Teufelstanz und Seelenreise

ARGE KULTUR / BLANK MANUSKRIPT

12/12/16 „Blank Manuskript“ sind schon lange kein unbeschriebenes Blatt mehr. Vom ersten großen Programm „Tales from an Island“ aus 2009 über das Konzeptalbum „A Profound Path“ bis zu „The Waiting Soldier“ aus 2015 spannt sich ein Bogen, der von einer konsequenten künstlerischen Entwicklung erzählt: ArtRock als Gesamtkunstwerk.

Von Heidemarie Klabacher

Ein „Konzeptalbum“ wie „The Waiting Soldier“, das 2015 als bislang jüngste Veröffentlichung von „Blank Manuskript“ auf klassischem Vinyl erschienen ist, erzählt eine Geschichte. Ein solcher „Tonträger“ trägt freilich keine Oper und auch kein Oratorium und am allerwenigsten eine Aneinandereihung einzelner Songs. Schon das erste Konzeptalbum der ArtRock-Gruppe um Dominik Wallner und Alfons Wohlmuth war durchkomponiert. Es vermittelte unter dem Titel „Tales from an Island“ programm-musikartige „Impressions from Rapa Nui“: Erzählt wurde von der Besiedelung der geheimnisvollen Osterinsel, von Leben, Kult und Sterben ihrer Ureinwohner. 2014 tourte „Blank Manuskript“ mit „Tales from an Island“ bereits im Rahmen einer inszenierten Bühnenshow rund um den geflügelten „Birdman“.

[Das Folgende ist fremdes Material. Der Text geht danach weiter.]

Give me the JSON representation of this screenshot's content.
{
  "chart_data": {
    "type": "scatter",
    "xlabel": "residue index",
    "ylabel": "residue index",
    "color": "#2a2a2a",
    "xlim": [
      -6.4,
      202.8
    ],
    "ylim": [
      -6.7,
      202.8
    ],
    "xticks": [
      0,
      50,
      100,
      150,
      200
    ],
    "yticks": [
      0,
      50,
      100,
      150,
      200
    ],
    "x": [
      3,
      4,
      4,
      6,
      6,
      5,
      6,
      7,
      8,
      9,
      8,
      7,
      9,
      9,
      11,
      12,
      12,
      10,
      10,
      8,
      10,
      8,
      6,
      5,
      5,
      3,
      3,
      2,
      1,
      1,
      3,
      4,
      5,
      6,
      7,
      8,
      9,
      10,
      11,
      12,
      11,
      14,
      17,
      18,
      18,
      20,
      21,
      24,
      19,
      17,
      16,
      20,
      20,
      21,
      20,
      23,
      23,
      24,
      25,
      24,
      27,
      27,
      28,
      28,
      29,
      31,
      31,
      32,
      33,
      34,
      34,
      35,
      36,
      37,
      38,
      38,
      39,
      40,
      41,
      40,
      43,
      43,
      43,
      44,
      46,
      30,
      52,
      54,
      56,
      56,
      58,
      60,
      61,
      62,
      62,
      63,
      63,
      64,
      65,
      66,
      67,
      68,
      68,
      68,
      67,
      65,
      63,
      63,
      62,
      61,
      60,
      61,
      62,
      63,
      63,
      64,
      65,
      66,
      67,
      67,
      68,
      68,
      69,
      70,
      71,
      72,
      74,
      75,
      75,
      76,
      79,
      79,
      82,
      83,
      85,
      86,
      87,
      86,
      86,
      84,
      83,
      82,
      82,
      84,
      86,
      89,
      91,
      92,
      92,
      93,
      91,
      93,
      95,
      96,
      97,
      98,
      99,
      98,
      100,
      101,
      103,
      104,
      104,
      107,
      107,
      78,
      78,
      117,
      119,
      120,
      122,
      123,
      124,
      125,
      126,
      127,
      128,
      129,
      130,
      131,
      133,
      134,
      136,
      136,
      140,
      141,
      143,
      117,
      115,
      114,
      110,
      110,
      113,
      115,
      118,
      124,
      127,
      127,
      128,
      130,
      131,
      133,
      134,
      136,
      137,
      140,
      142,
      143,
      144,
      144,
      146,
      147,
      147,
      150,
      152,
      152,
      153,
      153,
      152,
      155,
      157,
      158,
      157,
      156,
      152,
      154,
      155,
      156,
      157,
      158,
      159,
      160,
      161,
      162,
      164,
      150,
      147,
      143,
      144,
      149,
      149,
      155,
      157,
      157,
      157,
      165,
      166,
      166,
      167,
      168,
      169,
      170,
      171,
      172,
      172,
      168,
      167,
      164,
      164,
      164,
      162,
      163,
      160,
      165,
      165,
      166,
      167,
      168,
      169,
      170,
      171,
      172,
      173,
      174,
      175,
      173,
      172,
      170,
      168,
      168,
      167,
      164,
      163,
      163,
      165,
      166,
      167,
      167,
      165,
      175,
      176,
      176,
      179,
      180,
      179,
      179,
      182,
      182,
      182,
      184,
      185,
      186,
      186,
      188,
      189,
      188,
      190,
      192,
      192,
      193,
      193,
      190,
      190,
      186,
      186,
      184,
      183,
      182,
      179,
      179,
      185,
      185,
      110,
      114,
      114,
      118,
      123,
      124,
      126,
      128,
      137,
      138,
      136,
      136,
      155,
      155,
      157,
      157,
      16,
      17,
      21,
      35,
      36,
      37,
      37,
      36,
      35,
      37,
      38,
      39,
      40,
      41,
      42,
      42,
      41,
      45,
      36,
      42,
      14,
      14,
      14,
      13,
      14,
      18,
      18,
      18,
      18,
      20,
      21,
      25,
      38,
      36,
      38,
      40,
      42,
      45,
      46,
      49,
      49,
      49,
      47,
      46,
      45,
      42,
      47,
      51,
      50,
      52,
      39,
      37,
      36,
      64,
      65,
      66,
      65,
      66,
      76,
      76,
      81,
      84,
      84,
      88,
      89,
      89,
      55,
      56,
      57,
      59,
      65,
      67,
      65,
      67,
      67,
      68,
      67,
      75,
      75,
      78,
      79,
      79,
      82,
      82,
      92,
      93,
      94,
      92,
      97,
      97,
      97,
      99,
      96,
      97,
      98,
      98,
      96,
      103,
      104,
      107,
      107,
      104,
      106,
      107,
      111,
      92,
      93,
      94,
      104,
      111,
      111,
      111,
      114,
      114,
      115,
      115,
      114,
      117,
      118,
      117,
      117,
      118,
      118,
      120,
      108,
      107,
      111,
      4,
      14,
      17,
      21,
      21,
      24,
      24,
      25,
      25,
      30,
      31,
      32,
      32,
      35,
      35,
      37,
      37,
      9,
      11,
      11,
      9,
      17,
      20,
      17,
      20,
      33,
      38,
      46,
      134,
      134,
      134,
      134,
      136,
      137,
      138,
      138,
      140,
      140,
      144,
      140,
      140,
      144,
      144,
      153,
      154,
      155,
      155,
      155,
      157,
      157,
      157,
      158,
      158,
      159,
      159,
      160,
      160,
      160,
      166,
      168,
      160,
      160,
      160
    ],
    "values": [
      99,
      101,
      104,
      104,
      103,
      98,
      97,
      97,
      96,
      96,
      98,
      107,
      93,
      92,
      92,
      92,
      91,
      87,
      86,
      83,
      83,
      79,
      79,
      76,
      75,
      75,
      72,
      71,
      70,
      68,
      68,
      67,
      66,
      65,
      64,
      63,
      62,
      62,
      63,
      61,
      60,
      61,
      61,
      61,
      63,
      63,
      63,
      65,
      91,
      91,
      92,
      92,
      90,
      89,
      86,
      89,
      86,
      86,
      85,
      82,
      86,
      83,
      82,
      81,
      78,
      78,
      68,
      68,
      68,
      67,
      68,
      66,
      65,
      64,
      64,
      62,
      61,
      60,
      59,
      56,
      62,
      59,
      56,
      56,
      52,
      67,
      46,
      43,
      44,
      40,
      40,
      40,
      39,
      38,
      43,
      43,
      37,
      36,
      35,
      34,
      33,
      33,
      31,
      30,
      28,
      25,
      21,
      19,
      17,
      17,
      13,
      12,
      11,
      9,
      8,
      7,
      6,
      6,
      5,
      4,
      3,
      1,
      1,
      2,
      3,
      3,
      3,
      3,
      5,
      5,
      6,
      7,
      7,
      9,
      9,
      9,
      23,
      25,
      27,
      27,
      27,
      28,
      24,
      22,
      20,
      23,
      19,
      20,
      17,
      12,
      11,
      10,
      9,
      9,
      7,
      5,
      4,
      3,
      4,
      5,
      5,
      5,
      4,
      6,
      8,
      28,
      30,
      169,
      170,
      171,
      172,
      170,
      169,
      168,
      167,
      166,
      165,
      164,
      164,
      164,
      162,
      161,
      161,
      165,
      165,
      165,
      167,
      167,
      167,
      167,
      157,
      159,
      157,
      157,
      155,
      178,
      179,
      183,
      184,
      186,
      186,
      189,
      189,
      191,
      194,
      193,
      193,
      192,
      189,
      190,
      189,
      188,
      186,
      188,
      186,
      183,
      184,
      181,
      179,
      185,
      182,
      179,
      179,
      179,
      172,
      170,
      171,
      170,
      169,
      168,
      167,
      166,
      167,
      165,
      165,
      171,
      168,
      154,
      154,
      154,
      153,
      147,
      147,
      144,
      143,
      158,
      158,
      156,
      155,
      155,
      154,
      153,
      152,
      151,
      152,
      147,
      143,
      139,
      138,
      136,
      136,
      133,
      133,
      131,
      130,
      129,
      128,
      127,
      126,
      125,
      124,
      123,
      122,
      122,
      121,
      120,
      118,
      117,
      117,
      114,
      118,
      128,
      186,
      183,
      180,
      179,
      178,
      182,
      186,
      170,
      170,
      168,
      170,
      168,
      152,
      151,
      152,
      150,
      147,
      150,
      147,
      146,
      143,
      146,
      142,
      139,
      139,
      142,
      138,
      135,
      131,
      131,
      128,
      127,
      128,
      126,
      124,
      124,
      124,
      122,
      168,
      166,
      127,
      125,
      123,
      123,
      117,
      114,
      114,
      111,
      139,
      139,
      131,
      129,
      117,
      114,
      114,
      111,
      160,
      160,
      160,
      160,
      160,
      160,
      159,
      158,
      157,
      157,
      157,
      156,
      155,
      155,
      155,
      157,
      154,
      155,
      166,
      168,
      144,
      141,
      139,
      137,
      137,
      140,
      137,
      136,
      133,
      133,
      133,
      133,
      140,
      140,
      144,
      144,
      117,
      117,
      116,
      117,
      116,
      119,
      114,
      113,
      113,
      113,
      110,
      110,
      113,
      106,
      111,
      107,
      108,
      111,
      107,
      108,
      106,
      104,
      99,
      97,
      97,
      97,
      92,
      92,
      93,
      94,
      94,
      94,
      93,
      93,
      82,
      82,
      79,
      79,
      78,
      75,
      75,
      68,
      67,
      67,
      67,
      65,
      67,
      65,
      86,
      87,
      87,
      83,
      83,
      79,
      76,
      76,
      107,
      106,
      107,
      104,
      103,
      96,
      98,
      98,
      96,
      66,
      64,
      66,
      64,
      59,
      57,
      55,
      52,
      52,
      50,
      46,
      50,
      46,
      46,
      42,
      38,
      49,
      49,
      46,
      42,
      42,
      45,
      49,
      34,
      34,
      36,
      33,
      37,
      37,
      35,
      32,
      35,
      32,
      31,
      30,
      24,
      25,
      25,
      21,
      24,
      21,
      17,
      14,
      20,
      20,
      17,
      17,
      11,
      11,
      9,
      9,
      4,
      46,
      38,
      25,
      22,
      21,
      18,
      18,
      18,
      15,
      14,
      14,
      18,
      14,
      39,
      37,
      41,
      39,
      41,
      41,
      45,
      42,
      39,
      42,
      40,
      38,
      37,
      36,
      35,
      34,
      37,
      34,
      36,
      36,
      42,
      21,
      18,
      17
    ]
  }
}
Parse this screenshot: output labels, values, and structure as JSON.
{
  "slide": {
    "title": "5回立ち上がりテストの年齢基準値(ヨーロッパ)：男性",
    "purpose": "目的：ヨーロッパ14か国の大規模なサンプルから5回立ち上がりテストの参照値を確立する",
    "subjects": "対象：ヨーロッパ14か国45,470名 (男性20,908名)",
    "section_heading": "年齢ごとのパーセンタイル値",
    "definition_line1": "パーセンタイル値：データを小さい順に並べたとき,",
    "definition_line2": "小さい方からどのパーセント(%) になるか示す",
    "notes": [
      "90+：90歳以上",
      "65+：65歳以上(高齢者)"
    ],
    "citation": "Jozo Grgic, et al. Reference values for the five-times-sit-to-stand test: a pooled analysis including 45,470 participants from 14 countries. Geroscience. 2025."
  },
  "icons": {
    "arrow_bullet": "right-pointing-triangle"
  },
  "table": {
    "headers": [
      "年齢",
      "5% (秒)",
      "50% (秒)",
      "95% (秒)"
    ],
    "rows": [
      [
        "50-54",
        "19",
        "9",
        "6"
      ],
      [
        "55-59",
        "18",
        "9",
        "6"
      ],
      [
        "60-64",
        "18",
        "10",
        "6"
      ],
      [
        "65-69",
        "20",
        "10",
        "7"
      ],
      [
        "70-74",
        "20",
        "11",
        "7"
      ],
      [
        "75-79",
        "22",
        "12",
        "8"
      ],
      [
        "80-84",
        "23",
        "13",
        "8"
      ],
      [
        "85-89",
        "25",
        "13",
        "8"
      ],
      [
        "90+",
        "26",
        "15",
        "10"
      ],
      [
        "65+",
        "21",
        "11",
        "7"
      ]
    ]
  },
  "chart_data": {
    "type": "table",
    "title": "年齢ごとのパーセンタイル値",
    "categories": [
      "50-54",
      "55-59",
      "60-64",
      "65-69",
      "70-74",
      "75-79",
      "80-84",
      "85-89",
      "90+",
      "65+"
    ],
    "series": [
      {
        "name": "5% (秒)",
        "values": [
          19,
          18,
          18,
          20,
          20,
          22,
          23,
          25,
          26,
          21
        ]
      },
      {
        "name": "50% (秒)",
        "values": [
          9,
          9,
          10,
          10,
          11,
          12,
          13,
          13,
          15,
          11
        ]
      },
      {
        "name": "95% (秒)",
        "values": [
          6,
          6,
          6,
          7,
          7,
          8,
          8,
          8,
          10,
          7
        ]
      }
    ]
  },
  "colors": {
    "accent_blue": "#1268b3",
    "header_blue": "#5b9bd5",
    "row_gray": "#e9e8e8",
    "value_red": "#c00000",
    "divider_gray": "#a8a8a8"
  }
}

Auch am Freitag (9.12.) traten „Blank Manuskript“ bei ihrem – inzwischen erfreulicherweise regelmäßigen etwa jährlichen Gastspiel in der ARGEkultur – in einer ebenso opulenten wie selbstironischen Inszenierung auf. Für „Death 4th Impression“ haben Linda Hoffmann und Lena Kalt, die Kostüm- und die Bühnenbildnerin der Gruppe, ein reizvolles Setting geschaffen: Durchaus mit mächtigem Teufels-Gehörn, Halskrause und Spitzenjabot vor einem abstrakten Wald aus Lanzen, Speeren oder geknickten Bäumen, der im Lichtdesign von Robert Herbe beeindruckende Unzugänglichkeit vermittelte.

Aufmerken vor allem ließ natürlich die Musik zwischen kammermusikalischer Feinheit, symphonischer Weite und rockmäßiger Härte und Lautstärke: Schon in der ersten Konzerthälfte, mit den beiden Nummern „Requiem“ und „Dance of the Devils“, schien in einem einzigen großen Spannungsbogen von einer Stunde Spielzeit die Zeit still stehen. - Sofern nicht das Schlagzeug die sich immer wieder aufbauen wollenden Harmoniegebäude mit harten Schlägen zurück in die Schranken trieb.

Die Zeit still stehen lassen. Das gelingt „Blank Manuskript“ in ihren Kompositionen immer wieder, häufig durch ostinato-artige Begleitfiguren sei es im Keyboard (wie besonders eindrücklich in den Ausschnitten aus „Krasna Hora“, dem neuesten Programm und künftigen neuen Album) oder auch einmal im Saxophon. Das erinnert dann an Steve Reich ohne Takt-Schwerpunkt-Verschiebung . Aber nur, bis Schlagzeug oder E-Bass dem schwebenden Idyll in die Parade fahren.

Das Spiel mit dem musikalischen Zitat in den Nummern von „Blank Manuskript“, in denen sich improvisierte und auskomponierte Passagen abwechseln, scheint seit den Anfangsjahren der Gruppe deutlich subtiler geworden zu sein. Tatsächlich fühlte man sich bei der jüngsten Begegnung an die Kompositionen eines Wolfang Rihm erinnert. Wohl auch, weil dieser erst jüngst mit zahlreichen Werken, in denen Komponisten von Bach bis Debussy vorbeizuschauen scheinen, im Zentrum des Dialoge-Festivals gestanden ist. Vor allem aber, weil in den klugen ArtRock-Nummern von Domink Wallner & Co. aus dem „Zitat“ immer mehr die „Erinnerung an ein Zitat“ zu werden scheint. Da kommen für Augenblicke Bach-Klänge oder ein Bläser-Choral aus dem Dunkel? Durchaus. Aber der Bruch, die ironische Berchung folgt quasi mit dem nächsten Atemzug.

Die Besetzung von „Blank Manuskript“ weit über die reine Rock-Band hinaus mit Sax, Horn, Trompete, Posaune und Flöte erlaubt „analoge“ Klänge, die ihrerseits wieder verfremdet werden können. Der Klangfarbenreichtum ist beeindruckend und macht eben auch das Spiel mit Zitat oder Anverandlung so vielschichtig und reizvoll.